The I-T probe later found that many deals were made where bills were prepared in a different name and delivery went to another party. Such third-party deals led to another proposal suggesting that gold by an importer or a secondary seller has been against formal delivery order. This will ensure the dealer has received an order and gold is sold to the same buyer by accepting money through a banking channel.
In future, when the government allows gold spot exchange, compliance by bullion dealers about dealing above board will be very helpful, the sources mentioned above said. The issue of smuggling is almost settled, with only an insignificant quantity of gold entering India unofficially. Hence, the demand for duty cut is not heard, “nor is government considering any such move,” explained one of the sources.

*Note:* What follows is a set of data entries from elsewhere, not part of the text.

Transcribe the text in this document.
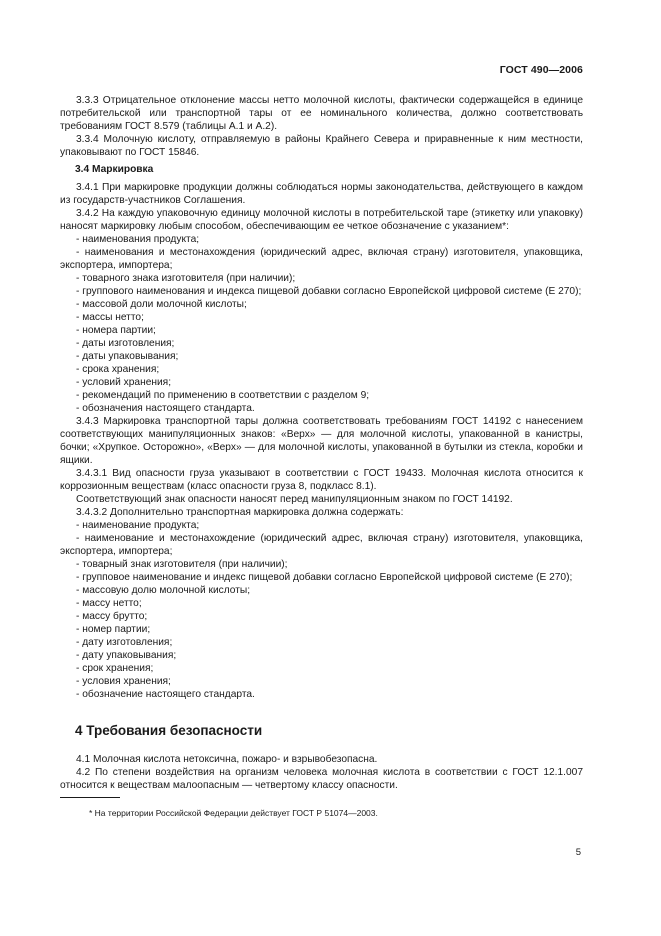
ГОСТ 490—2006

3.3.3 Отрицательное отклонение массы нетто молочной кислоты, фактически содержащейся в единице потребительской или транспортной тары от ее номинального количества, должно соответствовать требованиям ГОСТ 8.579 (таблицы А.1 и А.2).

3.3.4 Молочную кислоту, отправляемую в районы Крайнего Севера и приравненные к ним местности, упаковывают по ГОСТ 15846.

3.4 Маркировка

3.4.1 При маркировке продукции должны соблюдаться нормы законодательства, действующего в каждом из государств-участников Соглашения.

3.4.2 На каждую упаковочную единицу молочной кислоты в потребительской таре (этикетку или упаковку) наносят маркировку любым способом, обеспечивающим ее четкое обозначение с указанием*:

- наименования продукта;

- наименования и местонахождения (юридический адрес, включая страну) изготовителя, упаковщика, экспортера, импортера;

- товарного знака изготовителя (при наличии);

- группового наименования и индекса пищевой добавки согласно Европейской цифровой системе (Е 270);

- массовой доли молочной кислоты;

- массы нетто;

- номера партии;

- даты изготовления;

- даты упаковывания;

- срока хранения;

- условий хранения;

- рекомендаций по применению в соответствии с разделом 9;

- обозначения настоящего стандарта.

3.4.3 Маркировка транспортной тары должна соответствовать требованиям ГОСТ 14192 с нанесением соответствующих манипуляционных знаков: «Верх» — для молочной кислоты, упакованной в канистры, бочки; «Хрупкое. Осторожно», «Верх» — для молочной кислоты, упакованной в бутылки из стекла, коробки и ящики.

3.4.3.1 Вид опасности груза указывают в соответствии с ГОСТ 19433. Молочная кислота относится к коррозионным веществам (класс опасности груза 8, подкласс 8.1).

Соответствующий знак опасности наносят перед манипуляционным знаком по ГОСТ 14192.

3.4.3.2 Дополнительно транспортная маркировка должна содержать:

- наименование продукта;

- наименование и местонахождение (юридический адрес, включая страну) изготовителя, упаковщика, экспортера, импортера;

- товарный знак изготовителя (при наличии);

- групповое наименование и индекс пищевой добавки согласно Европейской цифровой системе (Е 270);

- массовую долю молочной кислоты;

- массу нетто;

- массу брутто;

- номер партии;

- дату изготовления;

- дату упаковывания;

- срок хранения;

- условия хранения;

- обозначение настоящего стандарта.

4 Требования безопасности

4.1 Молочная кислота нетоксична, пожаро- и взрывобезопасна.

4.2 По степени воздействия на организм человека молочная кислота в соответствии с ГОСТ 12.1.007 относится к веществам малоопасным — четвертому классу опасности.

* На территории Российской Федерации действует ГОСТ Р 51074—2003.
5
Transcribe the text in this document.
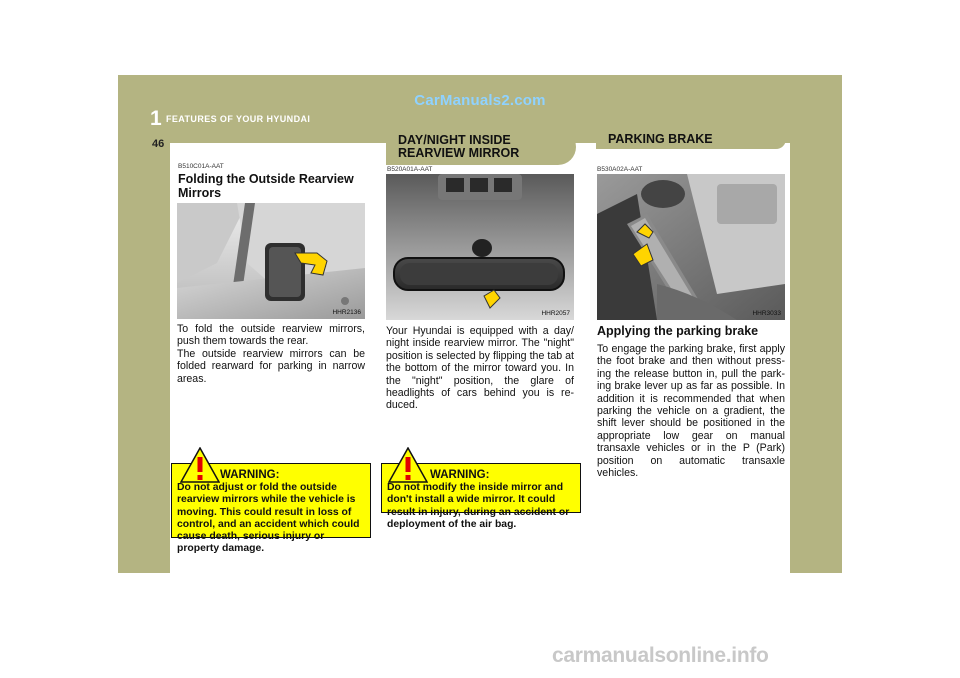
CarManuals2.com
1 FEATURES OF YOUR HYUNDAI
46
B510C01A-AAT
Folding the Outside Rearview Mirrors
HHR2136
To fold the outside rearview mirrors, push them towards the rear.
The outside rearview mirrors can be folded rearward for parking in narrow areas.
WARNING:
Do not adjust or fold the outside rearview mirrors while the vehicle is moving. This could result in loss of control, and an accident which could cause death, serious injury or property damage.
DAY/NIGHT INSIDE REARVIEW MIRROR
B520A01A-AAT
HHR2057
Your Hyundai is equipped with a day/ night inside rearview mirror. The "night" position is selected by flipping the tab at the bottom of the mirror toward you. In the "night" position, the glare of headlights of cars behind you is re- duced.
WARNING:
Do not modify the inside mirror and don't install a wide mirror. It could result in injury, during an accident or deployment of the air bag.
PARKING BRAKE
B530A02A-AAT
HHR3033
Applying the parking brake
To engage the parking brake, first apply the foot brake and then without press- ing the release button in, pull the park- ing brake lever up as far as possible. In addition it is recommended that when parking the vehicle on a gradient, the shift lever should be positioned in the appropriate low gear on manual transaxle vehicles or in the P (Park) position on automatic transaxle vehicles.
carmanualsonline.info
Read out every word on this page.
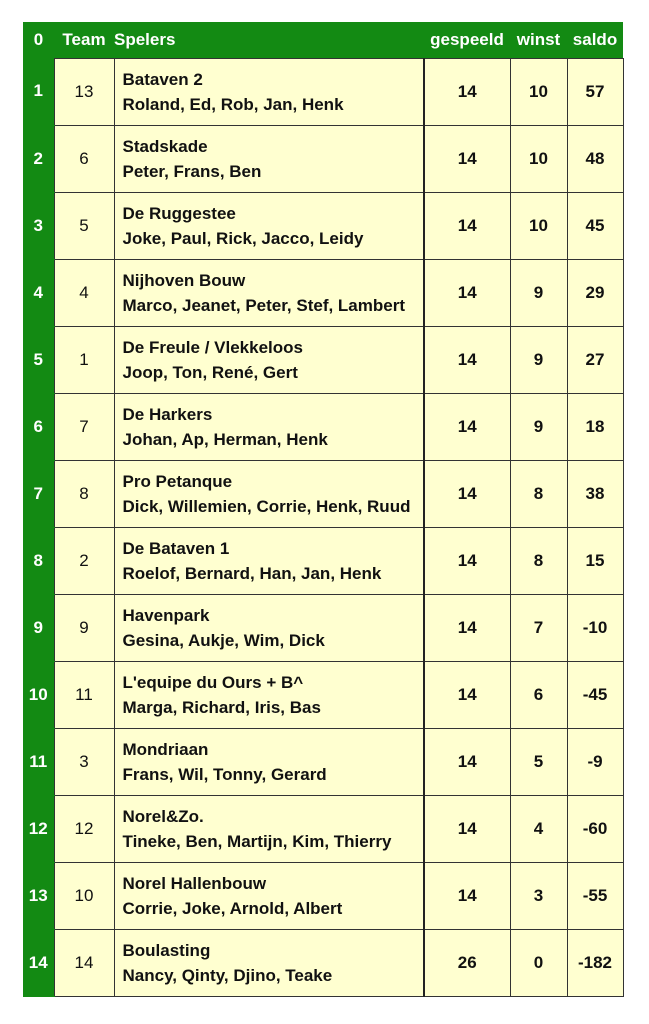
0	Team	Spelers	gespeeld	winst	saldo
1	13	Bataven 2
Roland, Ed, Rob, Jan, Henk	14	10	57
2	6	Stadskade
Peter, Frans, Ben	14	10	48
3	5	De Ruggestee
Joke, Paul, Rick, Jacco, Leidy	14	10	45
4	4	Nijhoven Bouw
Marco, Jeanet, Peter, Stef, Lambert	14	9	29
5	1	De Freule / Vlekkeloos
Joop, Ton, René, Gert	14	9	27
6	7	De Harkers
Johan, Ap, Herman, Henk	14	9	18
7	8	Pro Petanque
Dick, Willemien, Corrie, Henk, Ruud	14	8	38
8	2	De Bataven 1
Roelof, Bernard, Han, Jan, Henk	14	8	15
9	9	Havenpark
Gesina, Aukje, Wim, Dick	14	7	-10
10	11	L'equipe du Ours + B^
Marga, Richard, Iris, Bas	14	6	-45
11	3	Mondriaan
Frans, Wil, Tonny, Gerard	14	5	-9
12	12	Norel&Zo.
Tineke, Ben, Martijn, Kim, Thierry	14	4	-60
13	10	Norel Hallenbouw
Corrie, Joke, Arnold, Albert	14	3	-55
14	14	Boulasting
Nancy, Qinty, Djino, Teake	26	0	-182
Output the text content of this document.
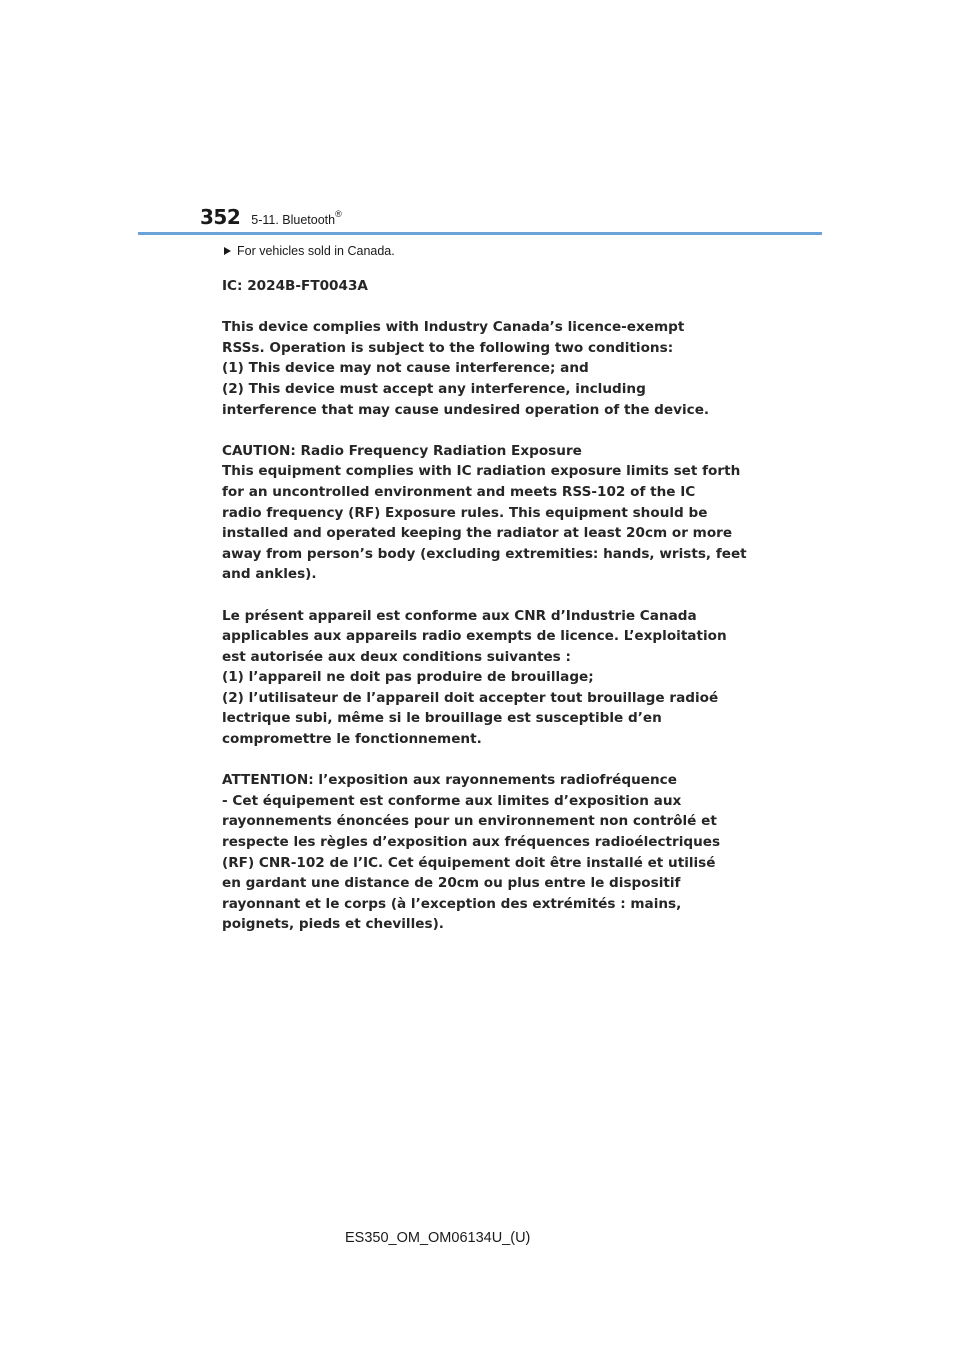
352 5-11. Bluetooth®
For vehicles sold in Canada.

IC: 2024B-FT0043A

This device complies with Industry Canada’s licence-exempt

RSSs. Operation is subject to the following two conditions:

(1) This device may not cause interference; and

(2) This device must accept any interference, including

interference that may cause undesired operation of the device.

CAUTION: Radio Frequency Radiation Exposure

This equipment complies with IC radiation exposure limits set forth

for an uncontrolled environment and meets RSS-102 of the IC

radio frequency (RF) Exposure rules. This equipment should be

installed and operated keeping the radiator at least 20cm or more

away from person’s body (excluding extremities: hands, wrists, feet

and ankles).

Le présent appareil est conforme aux CNR d’Industrie Canada

applicables aux appareils radio exempts de licence. L’exploitation

est autorisée aux deux conditions suivantes :

(1) l’appareil ne doit pas produire de brouillage;

(2) l’utilisateur de l’appareil doit accepter tout brouillage radioé

lectrique subi, même si le brouillage est susceptible d’en

compromettre le fonctionnement.

ATTENTION: l’exposition aux rayonnements radiofréquence

- Cet équipement est conforme aux limites d’exposition aux

rayonnements énoncées pour un environnement non contrôlé et

respecte les règles d’exposition aux fréquences radioélectriques

(RF) CNR-102 de l’IC. Cet équipement doit être installé et utilisé

en gardant une distance de 20cm ou plus entre le dispositif

rayonnant et le corps (à l’exception des extrémités : mains,

poignets, pieds et chevilles).

ES350_OM_OM06134U_(U)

However, there was a proposal to ask gold dore refineries to import gold dore of purity less that 75 per cent gold content, but that seems to have not found favour among stakeholders. “Another solution has been proposed for this where refineries may be asked to import dore only through nominated agencies or banks,” the source said.
There is another issue of moving gold from a bank, which imports on behalf of the importer, and selling it to the second-stage dealer. Banks give delivery from vaults, but further trades are happening by hand carrying gold.
A proposal was made to sell gold by delivering it from vault to vault only. However, due to insufficient vault infrastructure and difficulties faced by small dealers in handling gold through vaults, apart from compliance cost, the proposal may be dropped and rather the current system of using angadiya network for transferring gold may continue.